Woodberry Hall School for Girls
Rosa Louise Woodberry founded the Woodberry School for Girls in 1908, upon her move to Atlanta. Previously, she graduated from the Houghton Institute of Augusta and the Lucy Cobb Institute in Athens. She became a professor and Science department head at Lucy Cobb. She was a founding member of the Woman’s Press Club of Georgia in Athens and the Athens Woman’s Club. Her original Woodberry School was downtown at Peachtree & Pine St. She moved the school into the new 50 room building in Ansley Park in 1914. Later, she was the first woman to attend the University of Georgia, awarded a bachelor degree in 1927. She received her masters from Oglethorpe/Emory in 1928. In 1932, the school was closed two years after her death.
One of Woodberry Schools longest residents was Dorothy Alexander who had recovered from an acute bone infection during her childhood. After years of living in a cast, she studied dance in New York, London, and Atlanta going on to establish the Atlanta Ballet. She had a studio in Woodberry Hall, La Petite Ecole de Dance.
The Peachtree Circle Apartments
In 1934, part of the school was remodeled into apartments, eventually the whole building was converted into 39 units, although I understand there may be only 32 today. The brick masonry building was designed by architect A.W. Canton and is around 19-24,000 sf. The Lewis Crook-designed home next door is part of the sale, an esteemed Atlanta architect.
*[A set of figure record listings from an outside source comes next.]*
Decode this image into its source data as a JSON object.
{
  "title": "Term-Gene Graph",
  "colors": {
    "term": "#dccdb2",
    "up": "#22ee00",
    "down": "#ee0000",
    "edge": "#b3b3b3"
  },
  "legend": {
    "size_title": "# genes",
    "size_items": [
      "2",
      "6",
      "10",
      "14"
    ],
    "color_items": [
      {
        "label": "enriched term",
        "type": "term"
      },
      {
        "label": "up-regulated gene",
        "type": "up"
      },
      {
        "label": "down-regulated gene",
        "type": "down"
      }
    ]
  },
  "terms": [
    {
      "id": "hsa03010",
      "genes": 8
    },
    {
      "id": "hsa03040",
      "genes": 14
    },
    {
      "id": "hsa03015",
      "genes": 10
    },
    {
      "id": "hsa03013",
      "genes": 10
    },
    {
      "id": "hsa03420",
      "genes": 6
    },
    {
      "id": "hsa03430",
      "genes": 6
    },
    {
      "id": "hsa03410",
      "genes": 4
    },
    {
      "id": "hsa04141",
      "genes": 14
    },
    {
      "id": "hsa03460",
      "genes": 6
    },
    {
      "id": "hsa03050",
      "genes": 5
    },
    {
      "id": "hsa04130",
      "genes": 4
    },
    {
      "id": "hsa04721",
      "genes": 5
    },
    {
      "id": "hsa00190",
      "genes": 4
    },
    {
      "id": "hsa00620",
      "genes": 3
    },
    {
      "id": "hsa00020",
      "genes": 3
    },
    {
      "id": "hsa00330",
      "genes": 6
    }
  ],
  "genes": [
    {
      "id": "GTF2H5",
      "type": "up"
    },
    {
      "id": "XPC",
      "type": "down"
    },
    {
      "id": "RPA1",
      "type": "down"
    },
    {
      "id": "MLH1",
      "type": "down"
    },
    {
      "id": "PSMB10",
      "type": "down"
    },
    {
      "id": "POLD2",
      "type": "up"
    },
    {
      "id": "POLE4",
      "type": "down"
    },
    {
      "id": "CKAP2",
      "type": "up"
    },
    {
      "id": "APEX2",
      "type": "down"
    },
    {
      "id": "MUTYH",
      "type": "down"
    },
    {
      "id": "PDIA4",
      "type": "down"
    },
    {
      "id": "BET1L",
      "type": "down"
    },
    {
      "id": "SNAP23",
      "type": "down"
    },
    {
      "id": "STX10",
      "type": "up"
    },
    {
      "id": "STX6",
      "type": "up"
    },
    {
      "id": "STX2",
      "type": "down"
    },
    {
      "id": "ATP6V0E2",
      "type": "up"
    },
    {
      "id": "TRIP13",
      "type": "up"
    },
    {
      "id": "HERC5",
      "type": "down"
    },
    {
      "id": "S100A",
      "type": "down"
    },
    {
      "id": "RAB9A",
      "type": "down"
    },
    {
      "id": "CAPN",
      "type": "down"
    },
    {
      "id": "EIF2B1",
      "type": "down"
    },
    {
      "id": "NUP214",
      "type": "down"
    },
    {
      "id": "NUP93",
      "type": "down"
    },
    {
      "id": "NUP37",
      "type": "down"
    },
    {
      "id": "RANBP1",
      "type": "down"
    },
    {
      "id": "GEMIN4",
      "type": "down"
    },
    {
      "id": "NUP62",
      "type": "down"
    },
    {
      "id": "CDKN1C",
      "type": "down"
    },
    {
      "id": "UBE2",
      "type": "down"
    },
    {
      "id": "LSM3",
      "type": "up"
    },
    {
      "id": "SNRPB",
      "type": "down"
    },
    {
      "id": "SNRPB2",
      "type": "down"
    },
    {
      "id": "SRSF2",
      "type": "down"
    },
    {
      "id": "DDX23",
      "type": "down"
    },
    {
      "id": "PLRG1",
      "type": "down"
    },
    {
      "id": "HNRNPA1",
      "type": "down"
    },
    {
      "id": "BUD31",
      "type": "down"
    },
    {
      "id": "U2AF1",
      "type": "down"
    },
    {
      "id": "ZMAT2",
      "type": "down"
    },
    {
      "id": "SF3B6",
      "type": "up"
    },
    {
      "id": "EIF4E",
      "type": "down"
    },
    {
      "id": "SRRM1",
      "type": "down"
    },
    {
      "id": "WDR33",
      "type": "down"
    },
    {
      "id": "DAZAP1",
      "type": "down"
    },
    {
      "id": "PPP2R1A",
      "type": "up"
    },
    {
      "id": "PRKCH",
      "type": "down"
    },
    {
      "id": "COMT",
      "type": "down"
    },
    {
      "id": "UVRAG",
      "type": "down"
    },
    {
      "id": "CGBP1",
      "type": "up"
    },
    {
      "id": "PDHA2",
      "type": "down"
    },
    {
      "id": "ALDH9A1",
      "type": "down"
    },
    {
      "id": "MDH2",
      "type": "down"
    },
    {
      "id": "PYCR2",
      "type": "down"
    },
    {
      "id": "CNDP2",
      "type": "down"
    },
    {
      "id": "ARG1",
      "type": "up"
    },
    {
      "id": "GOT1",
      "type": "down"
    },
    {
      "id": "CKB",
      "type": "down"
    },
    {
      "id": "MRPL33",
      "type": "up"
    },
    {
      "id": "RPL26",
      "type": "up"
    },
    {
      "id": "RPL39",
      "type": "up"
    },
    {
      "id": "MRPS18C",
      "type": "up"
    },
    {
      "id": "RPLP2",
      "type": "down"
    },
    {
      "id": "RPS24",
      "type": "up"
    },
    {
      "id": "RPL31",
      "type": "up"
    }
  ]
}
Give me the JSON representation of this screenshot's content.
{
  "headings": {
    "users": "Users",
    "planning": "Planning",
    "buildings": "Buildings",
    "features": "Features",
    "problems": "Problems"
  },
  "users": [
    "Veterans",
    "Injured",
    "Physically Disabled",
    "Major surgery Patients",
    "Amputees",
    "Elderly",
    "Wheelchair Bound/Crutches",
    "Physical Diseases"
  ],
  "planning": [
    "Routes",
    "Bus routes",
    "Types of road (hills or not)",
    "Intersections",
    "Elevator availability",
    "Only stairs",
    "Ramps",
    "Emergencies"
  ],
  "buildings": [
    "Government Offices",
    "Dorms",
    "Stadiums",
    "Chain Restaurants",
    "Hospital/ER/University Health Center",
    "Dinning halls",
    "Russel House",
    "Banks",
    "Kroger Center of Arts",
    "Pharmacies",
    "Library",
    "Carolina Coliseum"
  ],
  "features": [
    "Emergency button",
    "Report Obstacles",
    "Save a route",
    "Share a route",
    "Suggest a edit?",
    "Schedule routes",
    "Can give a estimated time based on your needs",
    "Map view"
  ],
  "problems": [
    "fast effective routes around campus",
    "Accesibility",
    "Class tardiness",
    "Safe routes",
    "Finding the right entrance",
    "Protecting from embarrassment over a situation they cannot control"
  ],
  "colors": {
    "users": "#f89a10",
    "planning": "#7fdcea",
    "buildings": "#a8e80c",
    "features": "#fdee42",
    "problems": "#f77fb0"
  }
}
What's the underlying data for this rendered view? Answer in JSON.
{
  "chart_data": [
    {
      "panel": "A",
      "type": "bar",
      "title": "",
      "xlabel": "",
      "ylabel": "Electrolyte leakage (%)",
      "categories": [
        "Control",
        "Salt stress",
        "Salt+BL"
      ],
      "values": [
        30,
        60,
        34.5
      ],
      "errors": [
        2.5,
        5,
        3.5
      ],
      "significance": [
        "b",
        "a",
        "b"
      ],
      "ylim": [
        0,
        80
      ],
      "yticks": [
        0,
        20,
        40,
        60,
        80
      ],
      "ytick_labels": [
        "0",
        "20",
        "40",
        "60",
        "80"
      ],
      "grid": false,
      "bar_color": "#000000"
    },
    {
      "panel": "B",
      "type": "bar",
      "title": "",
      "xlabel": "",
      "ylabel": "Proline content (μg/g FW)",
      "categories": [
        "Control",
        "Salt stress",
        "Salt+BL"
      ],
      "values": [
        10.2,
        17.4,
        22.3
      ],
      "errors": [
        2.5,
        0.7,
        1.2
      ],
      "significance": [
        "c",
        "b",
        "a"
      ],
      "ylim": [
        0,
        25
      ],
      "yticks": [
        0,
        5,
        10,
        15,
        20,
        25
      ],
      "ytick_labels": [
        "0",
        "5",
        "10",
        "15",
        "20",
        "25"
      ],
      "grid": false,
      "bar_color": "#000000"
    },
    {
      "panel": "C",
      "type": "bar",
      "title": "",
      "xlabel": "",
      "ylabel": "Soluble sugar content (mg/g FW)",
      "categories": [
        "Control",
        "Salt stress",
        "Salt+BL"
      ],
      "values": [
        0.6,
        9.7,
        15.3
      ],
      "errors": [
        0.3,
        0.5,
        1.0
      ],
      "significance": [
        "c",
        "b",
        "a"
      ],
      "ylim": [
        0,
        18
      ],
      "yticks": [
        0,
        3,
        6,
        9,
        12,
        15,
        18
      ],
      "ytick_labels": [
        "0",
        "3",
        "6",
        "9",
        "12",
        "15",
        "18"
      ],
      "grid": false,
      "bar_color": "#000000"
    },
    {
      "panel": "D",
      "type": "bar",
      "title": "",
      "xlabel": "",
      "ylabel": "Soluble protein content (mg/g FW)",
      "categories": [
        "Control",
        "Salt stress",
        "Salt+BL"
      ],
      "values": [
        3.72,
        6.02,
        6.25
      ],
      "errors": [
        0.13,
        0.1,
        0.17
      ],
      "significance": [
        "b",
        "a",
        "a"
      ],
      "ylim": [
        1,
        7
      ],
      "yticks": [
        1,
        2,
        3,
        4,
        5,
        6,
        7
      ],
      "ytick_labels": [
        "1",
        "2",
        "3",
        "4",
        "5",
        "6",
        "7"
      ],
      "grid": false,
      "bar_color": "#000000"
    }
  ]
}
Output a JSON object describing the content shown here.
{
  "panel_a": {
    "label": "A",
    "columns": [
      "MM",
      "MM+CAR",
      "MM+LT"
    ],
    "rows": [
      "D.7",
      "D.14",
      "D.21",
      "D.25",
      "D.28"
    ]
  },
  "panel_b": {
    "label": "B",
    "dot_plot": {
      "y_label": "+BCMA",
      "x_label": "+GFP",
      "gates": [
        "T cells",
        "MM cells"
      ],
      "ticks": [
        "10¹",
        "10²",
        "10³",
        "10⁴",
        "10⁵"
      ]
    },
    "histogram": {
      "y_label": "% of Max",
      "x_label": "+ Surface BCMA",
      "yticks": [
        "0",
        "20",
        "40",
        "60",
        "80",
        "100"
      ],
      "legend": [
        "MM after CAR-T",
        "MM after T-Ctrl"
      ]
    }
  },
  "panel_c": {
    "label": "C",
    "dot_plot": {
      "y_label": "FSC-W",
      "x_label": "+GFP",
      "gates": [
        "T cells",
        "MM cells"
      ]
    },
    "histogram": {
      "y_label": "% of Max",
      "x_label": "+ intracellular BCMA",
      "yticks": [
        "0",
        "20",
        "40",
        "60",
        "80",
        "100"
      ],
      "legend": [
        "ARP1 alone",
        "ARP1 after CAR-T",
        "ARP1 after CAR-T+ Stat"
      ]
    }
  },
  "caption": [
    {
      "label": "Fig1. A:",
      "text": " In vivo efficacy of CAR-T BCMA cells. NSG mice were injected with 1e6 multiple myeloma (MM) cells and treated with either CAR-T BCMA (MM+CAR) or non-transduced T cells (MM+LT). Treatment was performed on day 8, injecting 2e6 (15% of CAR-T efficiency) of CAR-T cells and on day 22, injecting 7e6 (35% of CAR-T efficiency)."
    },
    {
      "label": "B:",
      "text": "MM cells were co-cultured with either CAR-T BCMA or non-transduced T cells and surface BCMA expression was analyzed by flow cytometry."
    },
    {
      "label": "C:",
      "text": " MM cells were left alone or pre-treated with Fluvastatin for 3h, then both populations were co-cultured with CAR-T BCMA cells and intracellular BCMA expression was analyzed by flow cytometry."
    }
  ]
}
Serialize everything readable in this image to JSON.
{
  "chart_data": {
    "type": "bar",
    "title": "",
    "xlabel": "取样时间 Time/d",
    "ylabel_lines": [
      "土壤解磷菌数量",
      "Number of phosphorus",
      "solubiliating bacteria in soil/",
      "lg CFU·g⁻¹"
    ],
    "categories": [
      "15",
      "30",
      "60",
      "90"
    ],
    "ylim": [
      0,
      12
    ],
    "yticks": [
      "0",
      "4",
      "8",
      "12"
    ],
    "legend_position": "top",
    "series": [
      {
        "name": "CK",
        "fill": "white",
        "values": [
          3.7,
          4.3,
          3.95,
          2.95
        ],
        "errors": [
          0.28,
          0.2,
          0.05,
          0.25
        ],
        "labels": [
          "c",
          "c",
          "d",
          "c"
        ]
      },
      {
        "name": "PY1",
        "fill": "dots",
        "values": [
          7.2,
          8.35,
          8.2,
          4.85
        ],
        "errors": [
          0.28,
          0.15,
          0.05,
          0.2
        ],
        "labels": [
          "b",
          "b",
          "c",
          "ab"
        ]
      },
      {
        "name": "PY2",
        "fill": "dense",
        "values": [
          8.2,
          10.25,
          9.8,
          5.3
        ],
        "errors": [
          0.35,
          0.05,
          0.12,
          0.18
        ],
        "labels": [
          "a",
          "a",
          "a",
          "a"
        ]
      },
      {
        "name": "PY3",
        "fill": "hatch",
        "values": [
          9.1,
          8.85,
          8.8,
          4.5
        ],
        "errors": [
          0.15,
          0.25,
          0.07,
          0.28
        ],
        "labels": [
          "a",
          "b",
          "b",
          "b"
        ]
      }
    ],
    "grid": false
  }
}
Frequently, visitors or new ATLiens want to see something from old Atlanta, of Gone with the Wind. The Peachtree Circle Apartments and their old columns are the best we have left from Atlanta history. The columns are magnificent, and Woodberry Hall is the best way to imagine residential Peachtree Street mansions before, during, and after the Civil War.
Please help save Woodberry Hall/Peachtree Circle Apts.
As an architect, I know the building and adjacent home could be saved while making a sound investment.
Hopefully, Ansley Park residents and other Atlantans are going to fight any ideas of demolition.